Bana merakla bakan iki çift göze döndüm.

"Ne?" dediğimde birbirlerine baktılar.

"Geldiğimde her şeyi anlatacağım diyen sen değil miydin?" dedi Rüzgar imalı bir şekilde. İç çektim.

"Anlatacağım ama kızmak yok Yakamoz. Anlaştık mı?" dediğimde derin bir nefes verdi ve koltuğa oturdu.

"Anlatmazsan anlatamadığın için kızarım." ellerimi belime götürüp sağ kaşımı havaya kaldırdım.

"Ben şirkete döndüm." duyduğu şey ile ayağa fırladı.

"Nereye döndün?" dedi. Nabzım yükselirken Rüzgar elini başına götürdü.

"Taşlı odaya girdim."

"Ne yaptın!?" dedi bağırarak. Gözlerimi gözlerinden çektim. Ardından gözlerimiz yeniden buluştuğunda bana kızmaması için ona bir şeyler demeyecektim.

"Hiçbir şeyi! Hem de hiçbir şeyi anlatmadın Yakamoz. Bir numara ile mesajlaşıyordum. Kim olduğunu bilmiyorum ama adını bile ondan öğrendiğim taş hakkında fazlasıyla bilgi sahibiydi. Seni çıkardığımızdan beri sorduğum bütün soruları cevapsız bırakıp beni erteliyorsun. "

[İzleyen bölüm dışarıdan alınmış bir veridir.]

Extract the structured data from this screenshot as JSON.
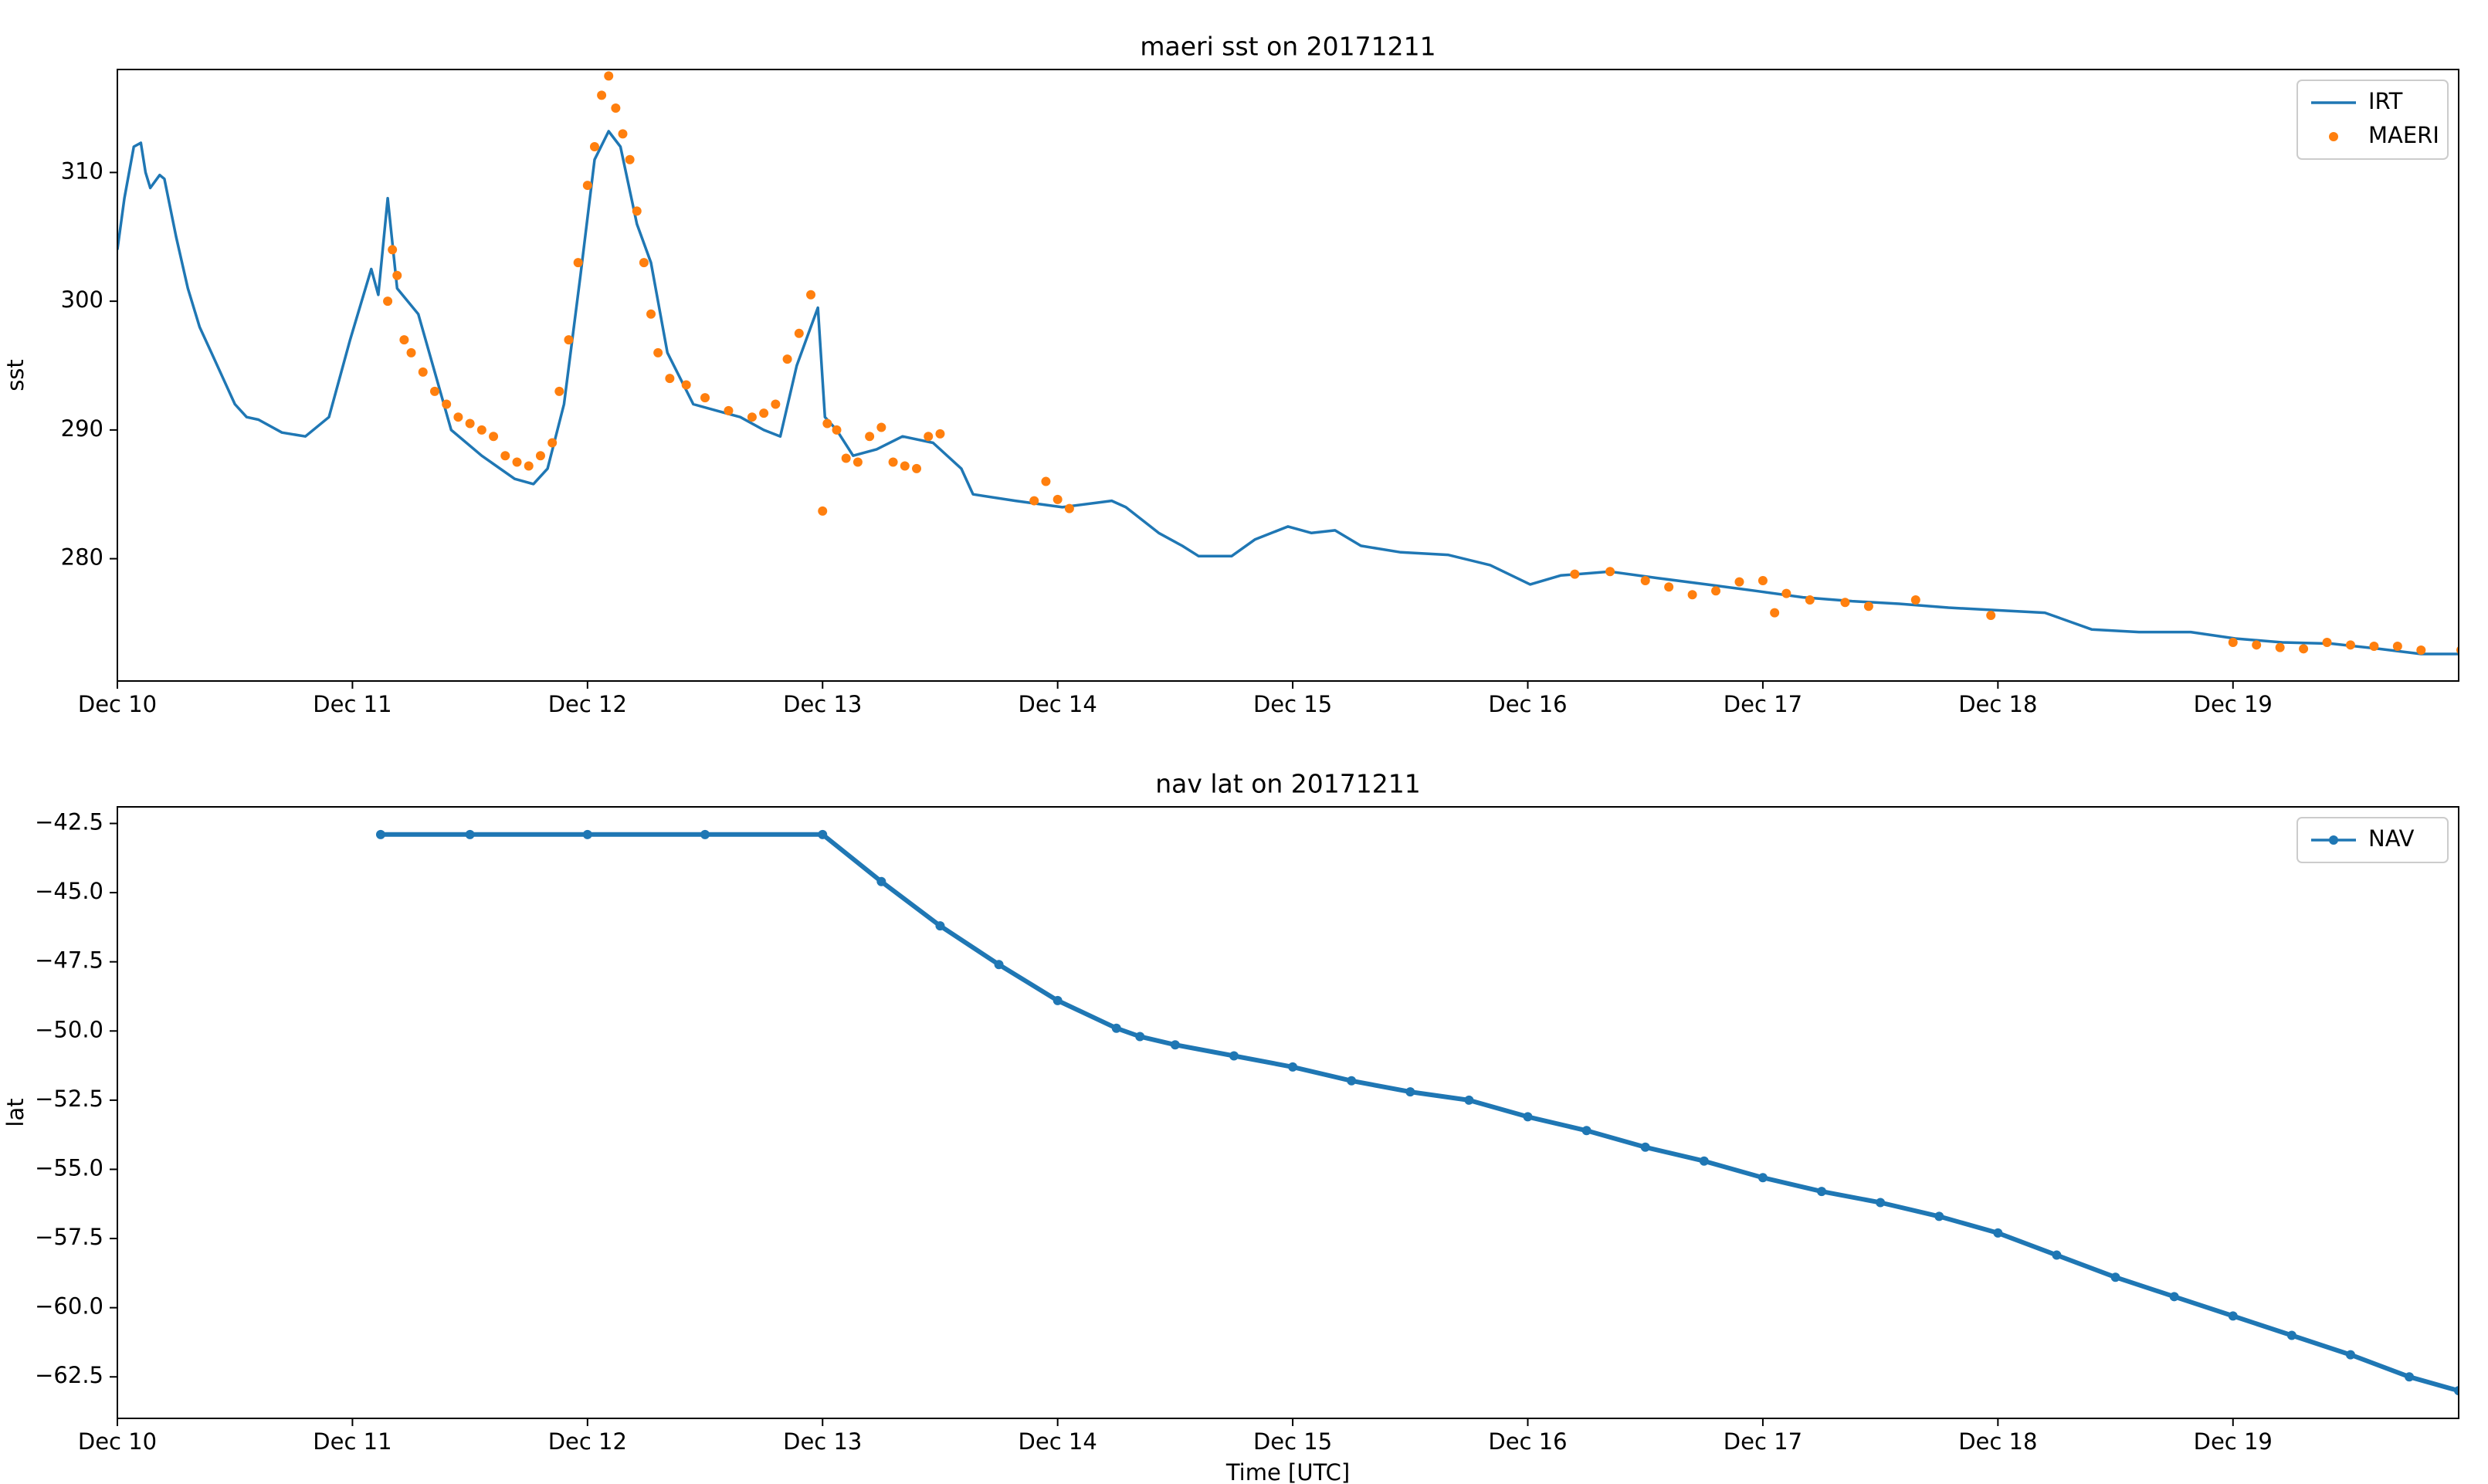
{
  "chart_data": [
    {
      "type": "line",
      "title": "maeri sst on 20171211",
      "ylabel": "sst",
      "legend": "upper right",
      "grid": false,
      "xlim": [
        10,
        19.96
      ],
      "ylim": [
        270.5,
        318
      ],
      "xticks": [
        {
          "value": 10,
          "label": "Dec 10"
        },
        {
          "value": 11,
          "label": "Dec 11"
        },
        {
          "value": 12,
          "label": "Dec 12"
        },
        {
          "value": 13,
          "label": "Dec 13"
        },
        {
          "value": 14,
          "label": "Dec 14"
        },
        {
          "value": 15,
          "label": "Dec 15"
        },
        {
          "value": 16,
          "label": "Dec 16"
        },
        {
          "value": 17,
          "label": "Dec 17"
        },
        {
          "value": 18,
          "label": "Dec 18"
        },
        {
          "value": 19,
          "label": "Dec 19"
        }
      ],
      "yticks": [
        280,
        290,
        300,
        310
      ],
      "series": [
        {
          "name": "IRT",
          "color": "#1f77b4",
          "line": true,
          "marker": false,
          "x": [
            10.0,
            10.03,
            10.07,
            10.1,
            10.12,
            10.14,
            10.18,
            10.2,
            10.25,
            10.3,
            10.35,
            10.4,
            10.45,
            10.5,
            10.55,
            10.6,
            10.7,
            10.8,
            10.9,
            10.99,
            11.08,
            11.11,
            11.15,
            11.19,
            11.28,
            11.42,
            11.55,
            11.69,
            11.77,
            11.83,
            11.9,
            11.97,
            12.03,
            12.09,
            12.14,
            12.21,
            12.27,
            12.34,
            12.45,
            12.55,
            12.65,
            12.75,
            12.82,
            12.89,
            12.95,
            12.98,
            13.01,
            13.06,
            13.13,
            13.23,
            13.34,
            13.47,
            13.59,
            13.64,
            13.82,
            14.02,
            14.23,
            14.29,
            14.43,
            14.53,
            14.6,
            14.74,
            14.84,
            14.98,
            15.08,
            15.18,
            15.29,
            15.46,
            15.66,
            15.84,
            16.01,
            16.14,
            16.35,
            16.55,
            16.76,
            16.97,
            17.17,
            17.38,
            17.58,
            17.79,
            17.99,
            18.2,
            18.4,
            18.6,
            18.82,
            19.01,
            19.21,
            19.42,
            19.62,
            19.8,
            19.96
          ],
          "values": [
            304,
            308,
            312,
            312.3,
            310,
            308.8,
            309.8,
            309.5,
            305,
            301,
            298,
            296,
            294,
            292,
            291,
            290.8,
            289.8,
            289.5,
            291,
            297,
            302.5,
            300.5,
            308,
            301,
            299,
            290,
            288,
            286.2,
            285.8,
            287,
            292,
            302,
            311,
            313.2,
            312,
            306,
            303,
            296,
            292,
            291.5,
            291,
            290,
            289.5,
            295,
            298,
            299.5,
            291,
            290,
            288,
            288.5,
            289.5,
            289,
            287,
            285,
            284.5,
            284,
            284.5,
            284,
            282,
            281,
            280.2,
            280.2,
            281.5,
            282.5,
            282,
            282.2,
            281,
            280.5,
            280.3,
            279.5,
            278,
            278.7,
            279,
            278.5,
            278,
            277.5,
            277,
            276.7,
            276.5,
            276.2,
            276,
            275.8,
            274.5,
            274.3,
            274.3,
            273.8,
            273.5,
            273.4,
            273,
            272.6,
            272.6
          ]
        },
        {
          "name": "MAERI",
          "color": "#ff7f0e",
          "line": false,
          "marker": true,
          "x": [
            11.15,
            11.17,
            11.19,
            11.22,
            11.25,
            11.3,
            11.35,
            11.4,
            11.45,
            11.5,
            11.55,
            11.6,
            11.65,
            11.7,
            11.75,
            11.8,
            11.85,
            11.88,
            11.92,
            11.96,
            12.0,
            12.03,
            12.06,
            12.09,
            12.12,
            12.15,
            12.18,
            12.21,
            12.24,
            12.27,
            12.3,
            12.35,
            12.42,
            12.5,
            12.6,
            12.7,
            12.75,
            12.8,
            12.85,
            12.9,
            12.95,
            13.0,
            13.02,
            13.06,
            13.1,
            13.15,
            13.2,
            13.25,
            13.3,
            13.35,
            13.4,
            13.45,
            13.5,
            13.9,
            13.95,
            14.0,
            14.05,
            16.2,
            16.35,
            16.5,
            16.6,
            16.7,
            16.8,
            16.9,
            17.0,
            17.05,
            17.1,
            17.2,
            17.35,
            17.45,
            17.65,
            17.97,
            19.0,
            19.1,
            19.2,
            19.3,
            19.4,
            19.5,
            19.6,
            19.7,
            19.8,
            19.97
          ],
          "values": [
            300,
            304,
            302,
            297,
            296,
            294.5,
            293,
            292,
            291,
            290.5,
            290,
            289.5,
            288,
            287.5,
            287.2,
            288,
            289,
            293,
            297,
            303,
            309,
            312,
            316,
            317.5,
            315,
            313,
            311,
            307,
            303,
            299,
            296,
            294,
            293.5,
            292.5,
            291.5,
            291,
            291.3,
            292,
            295.5,
            297.5,
            300.5,
            283.7,
            290.5,
            290,
            287.8,
            287.5,
            289.5,
            290.2,
            287.5,
            287.2,
            287,
            289.5,
            289.7,
            284.5,
            286,
            284.6,
            283.9,
            278.8,
            279,
            278.3,
            277.8,
            277.2,
            277.5,
            278.2,
            278.3,
            275.8,
            277.3,
            276.8,
            276.6,
            276.3,
            276.8,
            275.6,
            273.5,
            273.3,
            273.1,
            273,
            273.5,
            273.3,
            273.2,
            273.2,
            272.9,
            272.9
          ]
        }
      ]
    },
    {
      "type": "line",
      "title": "nav lat on 20171211",
      "ylabel": "lat",
      "xlabel": "Time [UTC]",
      "legend": "upper right",
      "grid": false,
      "xlim": [
        10,
        19.96
      ],
      "ylim": [
        -64.0,
        -41.9
      ],
      "xticks": [
        {
          "value": 10,
          "label": "Dec 10"
        },
        {
          "value": 11,
          "label": "Dec 11"
        },
        {
          "value": 12,
          "label": "Dec 12"
        },
        {
          "value": 13,
          "label": "Dec 13"
        },
        {
          "value": 14,
          "label": "Dec 14"
        },
        {
          "value": 15,
          "label": "Dec 15"
        },
        {
          "value": 16,
          "label": "Dec 16"
        },
        {
          "value": 17,
          "label": "Dec 17"
        },
        {
          "value": 18,
          "label": "Dec 18"
        },
        {
          "value": 19,
          "label": "Dec 19"
        }
      ],
      "yticks": [
        {
          "value": -42.5,
          "label": "−42.5"
        },
        {
          "value": -45.0,
          "label": "−45.0"
        },
        {
          "value": -47.5,
          "label": "−47.5"
        },
        {
          "value": -50.0,
          "label": "−50.0"
        },
        {
          "value": -52.5,
          "label": "−52.5"
        },
        {
          "value": -55.0,
          "label": "−55.0"
        },
        {
          "value": -57.5,
          "label": "−57.5"
        },
        {
          "value": -60.0,
          "label": "−60.0"
        },
        {
          "value": -62.5,
          "label": "−62.5"
        }
      ],
      "series": [
        {
          "name": "NAV",
          "color": "#1f77b4",
          "line": true,
          "marker": true,
          "x": [
            11.12,
            11.5,
            12.0,
            12.5,
            13.0,
            13.25,
            13.5,
            13.75,
            14.0,
            14.25,
            14.35,
            14.5,
            14.75,
            15.0,
            15.25,
            15.5,
            15.75,
            16.0,
            16.25,
            16.5,
            16.75,
            17.0,
            17.25,
            17.5,
            17.75,
            18.0,
            18.25,
            18.5,
            18.75,
            19.0,
            19.25,
            19.5,
            19.75,
            19.96
          ],
          "values": [
            -42.9,
            -42.9,
            -42.9,
            -42.9,
            -42.9,
            -44.6,
            -46.2,
            -47.6,
            -48.9,
            -49.9,
            -50.2,
            -50.5,
            -50.9,
            -51.3,
            -51.8,
            -52.2,
            -52.5,
            -53.1,
            -53.6,
            -54.2,
            -54.7,
            -55.3,
            -55.8,
            -56.2,
            -56.7,
            -57.3,
            -58.1,
            -58.9,
            -59.6,
            -60.3,
            -61.0,
            -61.7,
            -62.5,
            -63.0
          ]
        }
      ]
    }
  ]
}
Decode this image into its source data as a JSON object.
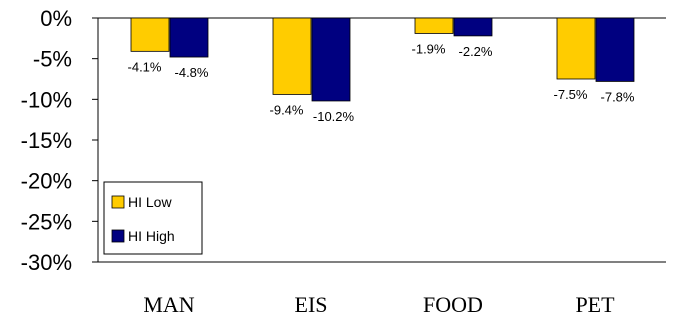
{
  "chart_data": {
    "type": "bar",
    "categories": [
      "MAN",
      "EIS",
      "FOOD",
      "PET"
    ],
    "series": [
      {
        "name": "HI Low",
        "color": "#FFCC00",
        "values": [
          -4.1,
          -9.4,
          -1.9,
          -7.5
        ],
        "labels": [
          "-4.1%",
          "-9.4%",
          "-1.9%",
          "-7.5%"
        ]
      },
      {
        "name": "HI High",
        "color": "#000080",
        "values": [
          -4.8,
          -10.2,
          -2.2,
          -7.8
        ],
        "labels": [
          "-4.8%",
          "-10.2%",
          "-2.2%",
          "-7.8%"
        ]
      }
    ],
    "y_ticks": [
      "0%",
      "-5%",
      "-10%",
      "-15%",
      "-20%",
      "-25%",
      "-30%"
    ],
    "ylim": [
      -30,
      0
    ],
    "grid": false,
    "legend_position": "bottom-left"
  }
}
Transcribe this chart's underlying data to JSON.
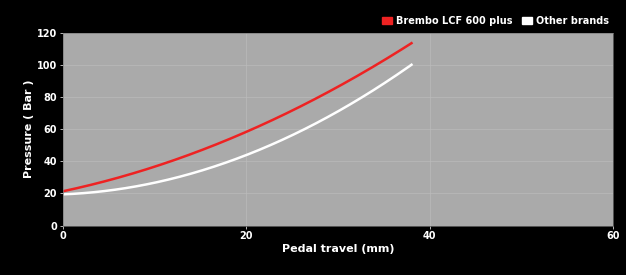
{
  "xlabel": "Pedal travel (mm)",
  "ylabel": "Pressure ( Bar )",
  "xlim": [
    0,
    60
  ],
  "ylim": [
    0,
    120
  ],
  "xticks": [
    0,
    20,
    40,
    60
  ],
  "yticks": [
    0,
    20,
    40,
    60,
    80,
    100,
    120
  ],
  "xtick_labels": [
    "0",
    "20",
    "40",
    "60"
  ],
  "ytick_labels": [
    "0",
    "20",
    "40",
    "60",
    "80",
    "100",
    "120"
  ],
  "plot_bg_color": "#aaaaaa",
  "outer_bg_color": "#000000",
  "brembo_color": "#ee2222",
  "other_color": "#ffffff",
  "brembo_x": [
    0,
    5,
    10,
    15,
    20,
    25,
    30,
    35,
    38
  ],
  "brembo_y": [
    22,
    28,
    36,
    46,
    58,
    72,
    88,
    104,
    112
  ],
  "other_x": [
    0,
    5,
    10,
    15,
    20,
    25,
    30,
    35,
    38
  ],
  "other_y": [
    20,
    22,
    26,
    33,
    43,
    57,
    73,
    90,
    98
  ],
  "legend_brembo_label": "Brembo LCF 600 plus",
  "legend_other_label": "Other brands",
  "tick_color": "#ffffff",
  "label_color": "#ffffff",
  "tick_fontsize": 7,
  "label_fontsize": 8,
  "legend_fontsize": 7,
  "line_width": 1.8
}
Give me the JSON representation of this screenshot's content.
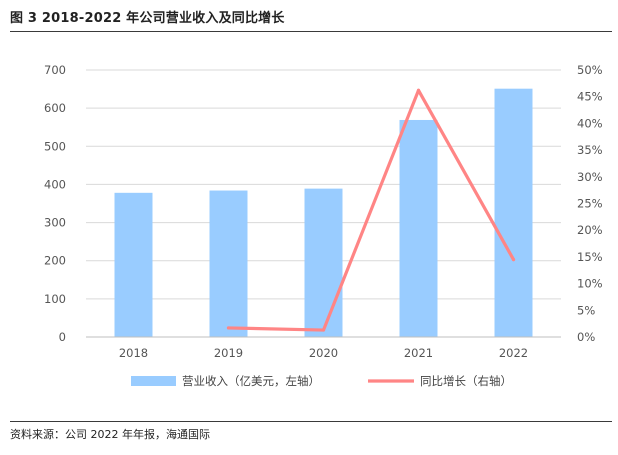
{
  "title": "图 3 2018-2022 年公司营业收入及同比增长",
  "source": "资料来源：公司 2022 年年报，海通国际",
  "chart_data": {
    "type": "bar",
    "categories": [
      "2018",
      "2019",
      "2020",
      "2021",
      "2022"
    ],
    "series": [
      {
        "name": "营业收入（亿美元，左轴）",
        "type": "bar",
        "axis": "left",
        "values": [
          378,
          384,
          389,
          569,
          651
        ],
        "color": "#99ccff"
      },
      {
        "name": "同比增长（右轴）",
        "type": "line",
        "axis": "right",
        "values": [
          null,
          1.7,
          1.3,
          46.2,
          14.5
        ],
        "color": "#ff8585"
      }
    ],
    "yleft": {
      "min": 0,
      "max": 700,
      "step": 100,
      "ticks": [
        "0",
        "100",
        "200",
        "300",
        "400",
        "500",
        "600",
        "700"
      ]
    },
    "yright": {
      "min": 0,
      "max": 50,
      "step": 5,
      "ticks": [
        "0%",
        "5%",
        "10%",
        "15%",
        "20%",
        "25%",
        "30%",
        "35%",
        "40%",
        "45%",
        "50%"
      ]
    },
    "grid": true,
    "legend": "bottom"
  }
}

"Aptal değilim ben!" dediğimde onun gibi sesimi ben de yükseltmiştim. Rüzgar çıkması gerektiğini söyleyerek bizi yalnız bırakmıştı.

"Seni korumak içindi! Bulaşmak zorunda değildin. Bulaşmışsın işte zamanında bir kere! Ne gerek vardı hayatını 2. defa mahvetmeme?"

"Seni kurtarırken ben Mors'un yanında kapalı kaldım! Ne sanıyordun ki? Sen burnunu boklara sokmaya devam ederken ben oturup salak gibi senin beni ertelemelerini dinleyecek miydim!?" dedim.

"Zarar görmeni istemiyorum!" dedi birkaç adım uzaklaşırken benden. Sesi alçalmamıştı, hâlâ birbirimize bağırıyorduk.

"Çocuk değilim Yakamoz! Görmüyor musun? Ben siyahım ama etrafımı rengarenk boyamaya çalışıyorum! Ben hayatımı kaybettim, hayatımı alt üst edecek bir sürü olay yaşadım! Sen beni acı çekmekten koruyamazsın!" dediğimde ağlamaya başlamıştım.

"En azından hatırlayacağın yeni yaralar almanı engelleyebilirim."

"Yapamazsın. Koşmak isteyen bir çocuğu özgürlüğünden alıkoyamazsın. O çocuk koşarken düşer. Geri kalkar, koşmaya devam eder." dediğim sırada kolları beni sardı.

"Gizem'in annesi, Gizem, Mors hakkında hiçbir şey söylemedin bana." dedim Yakamoz gözleri dolu halde bana sarılırken. Sesimi iyice alçattım ve kulağına fısıldadım.

"En önemlisi de." derin bir nefes aldım. Kolları belimden ayrıldığında kendini biraz geri çekti.

"Bana babanı anlatmadın." derin bir iç çekti. Elini anlına götürdü ve ardından kapattığı gözlerini açıp bana baktı.

"Anlatacaktım." dedi.

"Anlatmadın." dedim.

"Taş örneği istedi." diye ekledim konuyu değiştirmek için.

"Ne yaptın Derya?"

"Vermedim de. Onca emekler boşa gitmiş olmasın. Lütfen." dedi koltuğa otururken. Karşısına oturdum.

"Emekler?" dediğimde kapattığı gözlerini açıp bana baktı.

"Taşın yanlış ellere ulaşması çok tehlikeli. Amcam beni gidersem taşı vermekle tehdit ederdi."